Want to think bigger? How about the blade of a bulldozer and the plows on farm equipment? Snowplows use wedges to scrape snow off roads. The shape of the wedge allows the plow to reach beneath the snow and lift off the road.
When you pull down on a zipper tab, a small wedge inside the slider pushes the teeth apart.
Some wedges are easy to see, and you can tell right away how they work. For instance, you can see how a sculptor uses a chisel to break off bits of rock while creating a statue. But some tools have wedges hidden inside them. You can’t see the wedges, yet the tool couldn’t work without them. One of these tools is something you probably use every day. It’s on pants, jackets, book bags, and lots of other things. Can you guess what it is?
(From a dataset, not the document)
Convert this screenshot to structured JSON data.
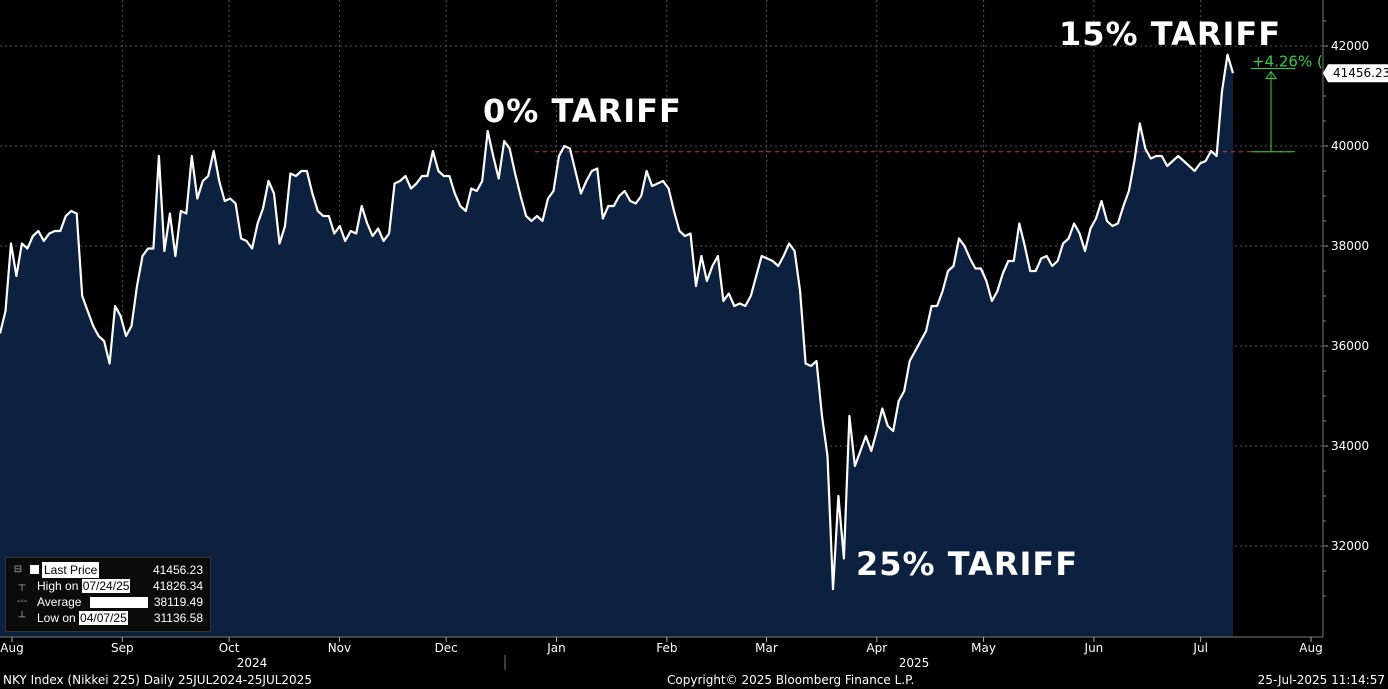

It’s a zipper!
You wouldn’t be able to apply enough force with only your fingers to interlock the two sides of a zipper. But it’s easy with wedges. When you pull up on the zipper, small wedges inside the slider push the teeth together. When you pull down, another wedge separates the teeth, like a tiny axe splitting wood.
Wedges on the Move
So far, most of the wedges you have read about cut through solid matter, like wood, soil, and food. But liquids and gases are matter, too. Do wedges cut through this matter? Sure, just look at the front of a boat. The wedge shape of the bow lets the boat slice through the water with ease.
Designers of all kinds of vehicles take advantage of wedges. Have you ever noticed how the front of cars, planes, and trains usually are narrower than the rest of the vehicle? That general wedge shape makes it easier for the vehicle to push away all of the air particles as it moves. Then it can go faster, use less effort, and therefore use less fuel.
Shaping vehicles like wedges is a great idea, but all we’re doing is following nature’s lead. Many animals have a sleek wedge shape that helps them move swiftly. Bird beaks are a great example. So are the sleek shapes of dolphins and most sharks. Their tapered body helps give them the speed with less effort.
Back at the Campsite
Now that you know something about wedges, think about some ways you might use this simple machine on a camping trip.